Defunding Planned Parenthood is of course a staple of the Republican diet because some portion of public funds is in the same airspace as women seeking abortions. A guy can't get nominated by the GOP unless he confesses his disapproval of Planned Parenthood, a thorough exploration of which will have to await a better mood. I'm swinging at the moment.

It nevertheless bears mentioning at this point that Romney has no objection to contraception, as he said during one of the Republican debates. Moreover, the shift in women's attitudes did not, in fact, coincide with the birth-control debate.
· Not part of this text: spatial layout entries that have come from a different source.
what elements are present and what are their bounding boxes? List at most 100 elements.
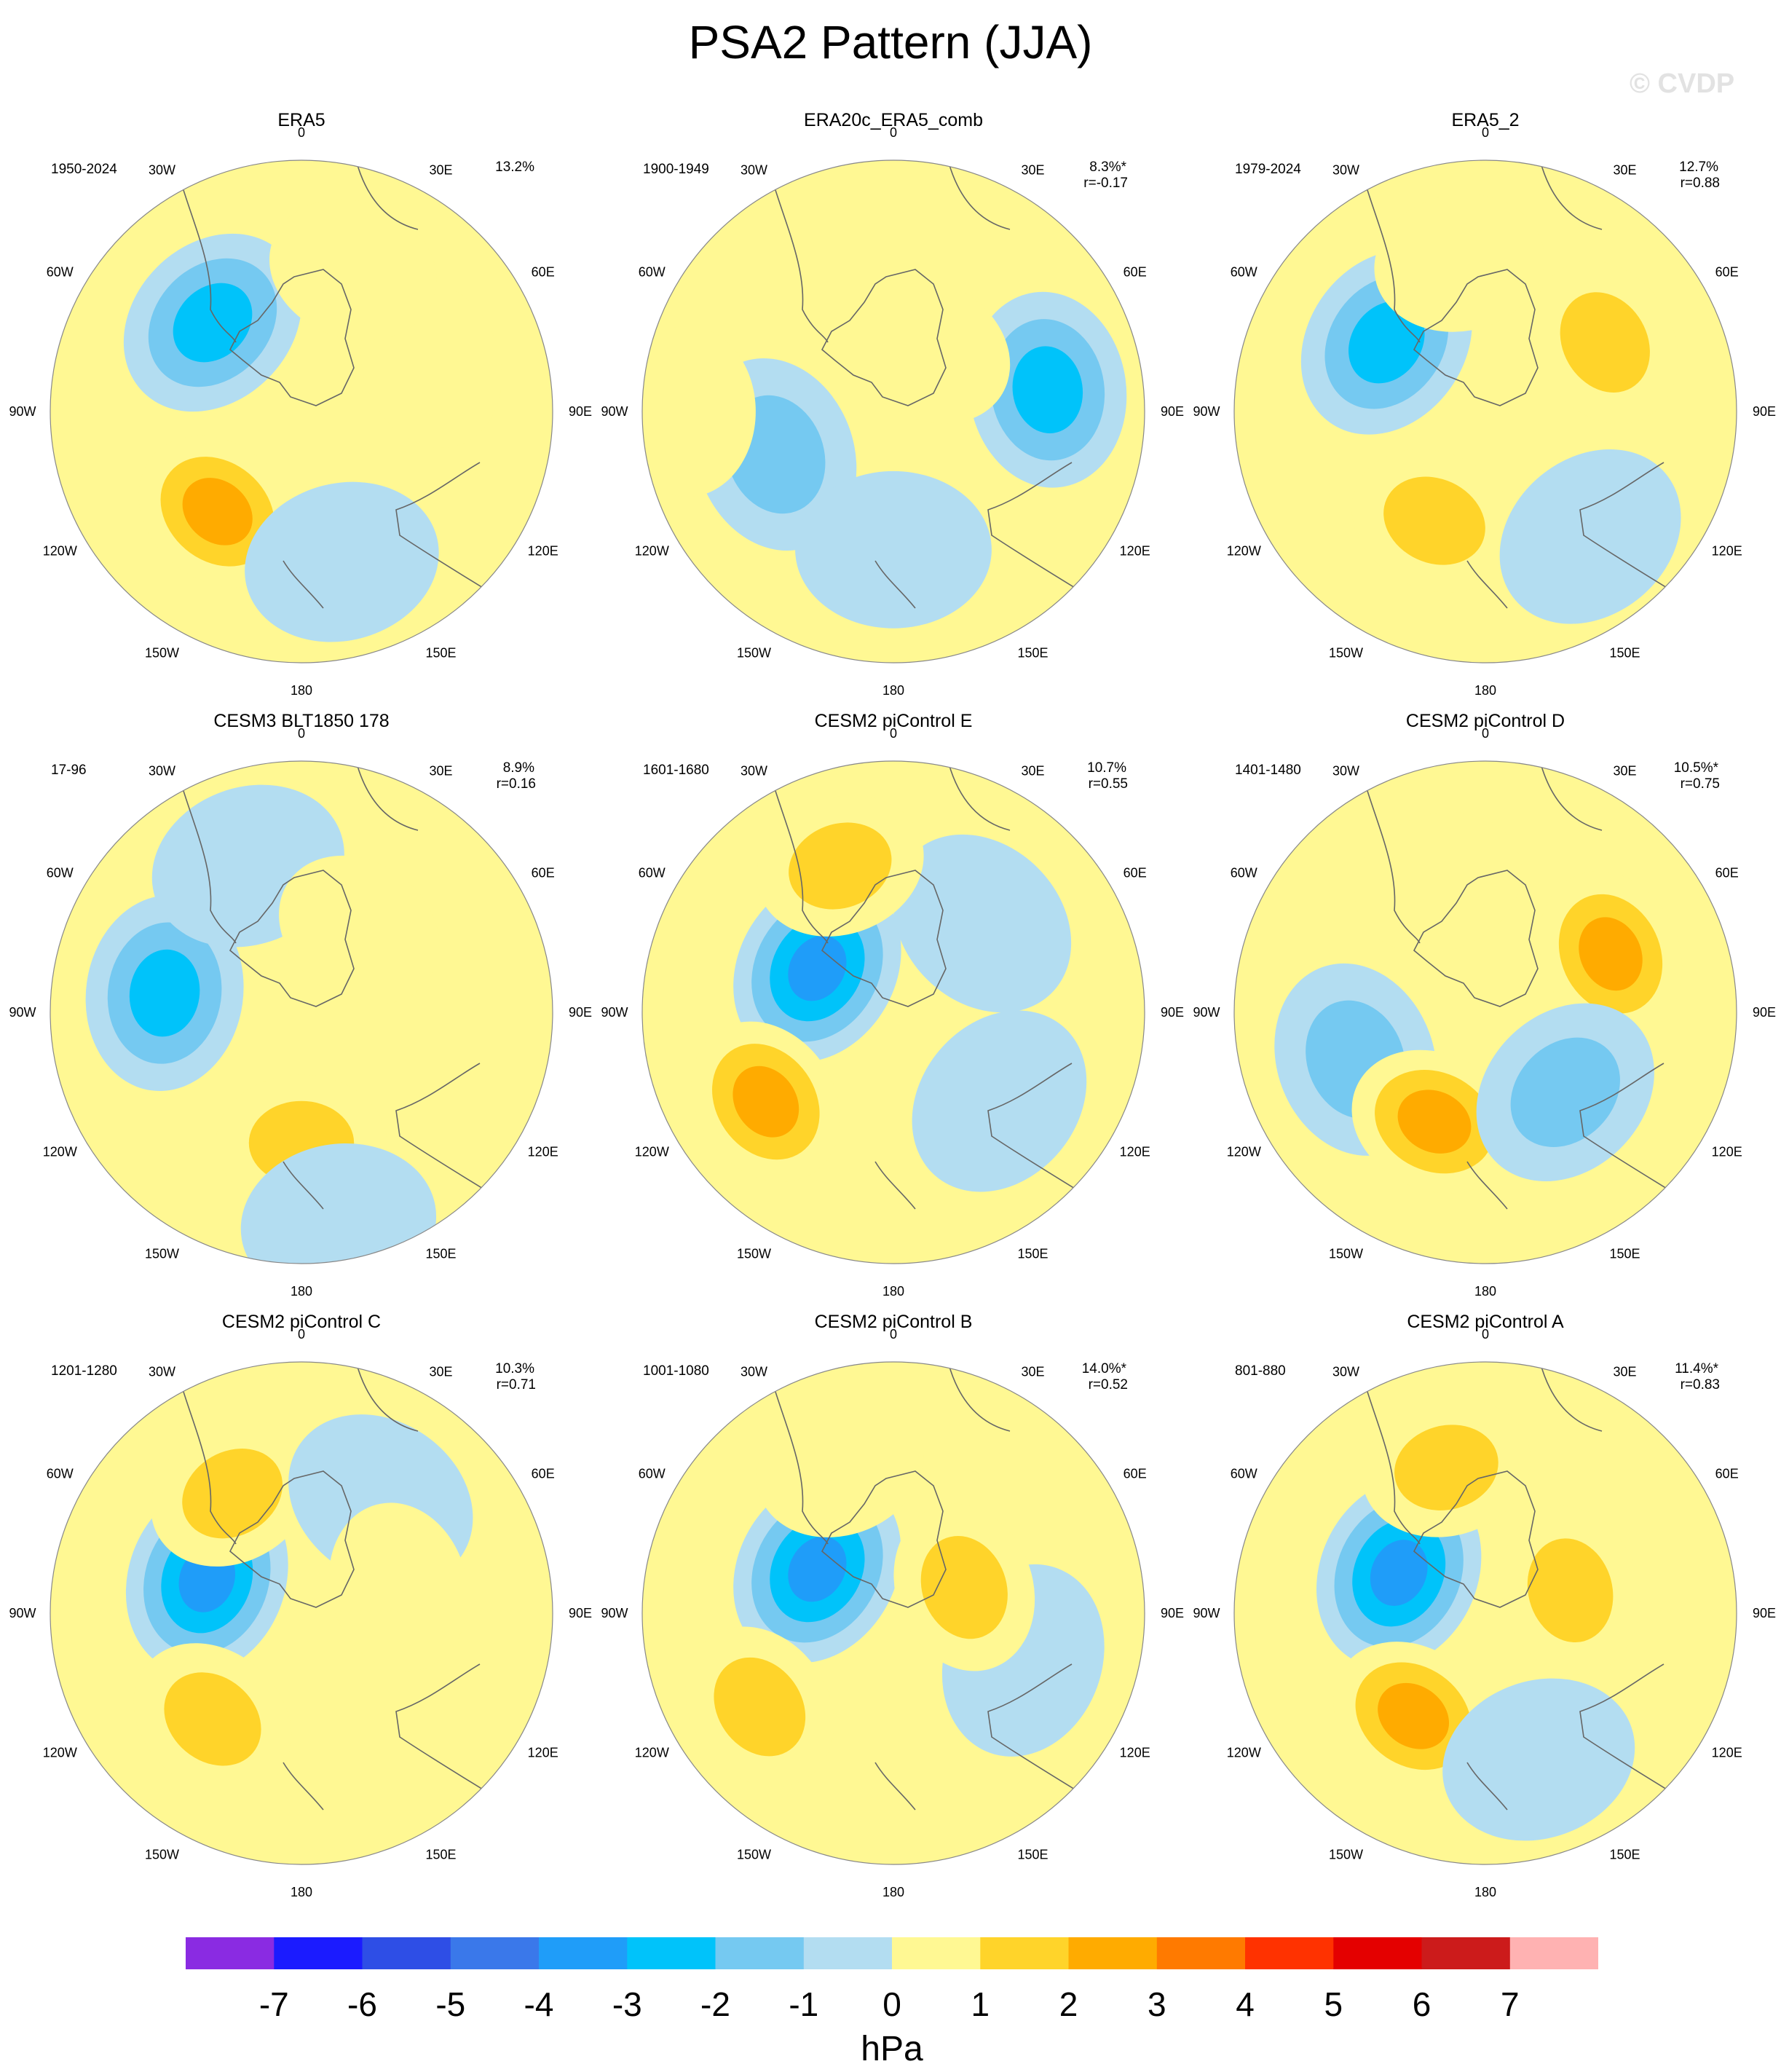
longitude-label: 90E — [1753, 1606, 1776, 1620]
anomaly-contour — [279, 855, 440, 1005]
longitude-label: 120W — [635, 1145, 669, 1159]
antarctica-coastline — [821, 870, 947, 1007]
longitude-label: 30E — [1021, 162, 1044, 177]
australia-coastline — [1579, 1663, 1677, 1796]
longitude-label: 30W — [741, 1364, 767, 1379]
antarctica-coastline — [821, 269, 947, 406]
south-america-coastline — [1361, 1372, 1421, 1545]
panel-title: ERA20c_ERA5_comb — [804, 110, 983, 130]
longitude-label: 30W — [149, 1364, 175, 1379]
anomaly-contour — [1374, 194, 1544, 332]
map-panel: ERA20c_ERA5_comb 1900-1949 8.3%* r=-0.17 0 30… — [593, 98, 1187, 696]
longitude-label: 60E — [1715, 866, 1739, 881]
longitude-label: 150W — [145, 1848, 179, 1862]
south-america-coastline — [177, 1372, 237, 1545]
colorbar-tick-label: -3 — [612, 1985, 642, 2023]
longitude-label: 180 — [291, 683, 312, 696]
map-panel: CESM2 piControl B 1001-1080 14.0%* r=0.52 0 3… — [593, 1300, 1187, 1897]
antarctica-coastline — [1413, 1470, 1539, 1608]
longitude-label: 60W — [1231, 1467, 1257, 1481]
longitude-label: 120E — [1712, 1746, 1742, 1760]
panel-variance: 14.0%* — [1082, 1361, 1127, 1376]
longitude-label: 60W — [639, 1467, 666, 1481]
colorbar-swatch — [1156, 1937, 1246, 1969]
africa-coastline — [947, 160, 1011, 230]
panel-period: 801-880 — [1235, 1363, 1286, 1379]
colorbar-tick-label: 7 — [1501, 1985, 1520, 2023]
longitude-label: 90W — [9, 1606, 36, 1620]
map-panel: CESM2 piControl E 1601-1680 10.7% r=0.55 0 30… — [593, 699, 1187, 1296]
panel-period: 1979-2024 — [1235, 162, 1301, 177]
longitude-label: 30E — [1613, 162, 1636, 177]
longitude-label: 180 — [291, 1885, 312, 1897]
longitude-label: 60W — [47, 265, 74, 280]
longitude-label: 150W — [737, 1247, 771, 1261]
panel-title: CESM2 piControl A — [1407, 1312, 1564, 1332]
colorbar-swatch — [274, 1937, 363, 1969]
panel-period: 1201-1280 — [51, 1363, 117, 1379]
map-boundary — [641, 1361, 1145, 1865]
longitude-label: 180 — [1474, 683, 1496, 696]
colorbar-tick-label: 5 — [1324, 1985, 1343, 2023]
longitude-label: 120W — [1227, 1145, 1261, 1159]
longitude-label: 0 — [298, 1327, 305, 1342]
panel-variance: 10.3% — [495, 1361, 534, 1376]
anomaly-contour — [129, 949, 200, 1037]
longitude-label: 120W — [43, 1145, 77, 1159]
colorbar-swatch — [803, 1937, 893, 1969]
anomaly-contour — [1510, 1037, 1620, 1147]
panel-variance: 10.5%* — [1674, 760, 1719, 776]
map-boundary — [50, 159, 553, 663]
antarctica-coastline — [1413, 269, 1539, 406]
anomaly-contour — [714, 1657, 806, 1757]
longitude-label: 60E — [1124, 265, 1147, 280]
antarctica-coastline — [229, 1470, 355, 1608]
south-america-coastline — [177, 771, 237, 944]
colorbar-tick-label: 6 — [1413, 1985, 1431, 2023]
longitude-label: 60W — [639, 866, 666, 881]
panel-period: 17-96 — [51, 763, 87, 778]
longitude-label: 30W — [1332, 1364, 1359, 1379]
colorbar-svg: -7 -6 -5 -4 -3 -2 -1 0 1 2 3 4 5 6 7 — [186, 1937, 1599, 2023]
australia-coastline — [395, 462, 493, 594]
anomaly-contour — [1378, 1682, 1450, 1749]
anomaly-contour — [788, 1536, 847, 1602]
colorbar-swatch — [980, 1937, 1070, 1969]
colorbar-tick-label: -7 — [259, 1985, 289, 2023]
anomaly-contour — [847, 277, 1011, 424]
anomaly-field — [642, 761, 1145, 1264]
new-zealand-coastline — [283, 1762, 324, 1811]
longitude-label: 150W — [145, 646, 179, 661]
panel-title: CESM2 piControl C — [222, 1312, 381, 1332]
longitude-label: 90E — [1753, 1005, 1776, 1020]
longitude-label: 90W — [1193, 1005, 1220, 1020]
anomaly-contour — [1397, 1090, 1472, 1154]
panel-correlation: r=0.75 — [1681, 776, 1720, 792]
colorbar-swatch — [1245, 1937, 1334, 1969]
map-svg: ERA5_2 1979-2024 12.7%r=0.88 0 30E 60E 90E 120E… — [1193, 110, 1776, 696]
anomaly-contour — [1560, 292, 1650, 393]
longitude-label: 150W — [737, 646, 771, 661]
longitude-label: 60W — [47, 1467, 74, 1481]
australia-coastline — [395, 1663, 493, 1796]
longitude-label: 30E — [1021, 1364, 1044, 1379]
new-zealand-coastline — [874, 1762, 916, 1811]
longitude-label: 180 — [882, 1885, 904, 1897]
anomaly-contour — [788, 935, 847, 1001]
map-panel: CESM2 piControl C 1201-1280 10.3% r=0.71 0 30… — [1, 1300, 595, 1897]
longitude-label: 60W — [47, 866, 74, 881]
africa-coastline — [1539, 1362, 1603, 1432]
longitude-label: 150E — [425, 646, 456, 661]
panel-title: ERA5 — [277, 110, 325, 130]
anomaly-contour — [920, 1535, 1008, 1639]
africa-coastline — [947, 761, 1011, 831]
anomaly-contour — [757, 1396, 924, 1537]
panel-correlation: r=0.88 — [1681, 176, 1720, 191]
longitude-label: 90W — [9, 1005, 36, 1020]
longitude-label: 0 — [890, 125, 897, 140]
longitude-label: 90W — [1193, 1606, 1220, 1620]
anomaly-contour — [164, 1672, 261, 1766]
longitude-label: 60W — [639, 265, 666, 280]
longitude-label: 30E — [1021, 763, 1044, 778]
anomaly-contour — [328, 1502, 468, 1672]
Counterintuitively, women indicated in yet other polls that they weren't really that concerned about the birth control issue and that they did, by a majority, disapprove of what the government was doing in principle.

The public opinion research firm QEV Analytics conducted a private poll for the Catholic Association and found that 59 percent of unmarried women think birth control should be handled like any other drug, rather than offered free. Among married women, the number was 67 percent.

The poll also found that 55 percent of unmarried women would question the wisdom of the Obama administration's contraceptive mandate if it meant that religious agencies serving the poor would have to shut down because of prohibitive fines.

Women do not monolithically think with their uteri, in other words, the assumption of which may well be a male projection, so to speak. And though the cumulative effect of these discussions may have swayed some women to stick with the president, to focus only on so-called "women's issues" is perhaps to miss the more compelling point and, therefore, in Romney's case, to miss what needs fixing.

It is entirely possible that women simply aren't that into Mitt. He's just not their kind of guy. Health care, taxes, budgets, debt ceilings, capacity utilization, Chinese currency: so important. But at the end of the day—does he have "it"?

His wife says he does, but then she knows the unzipped Mitt. The question for American women is, do they really want to go there?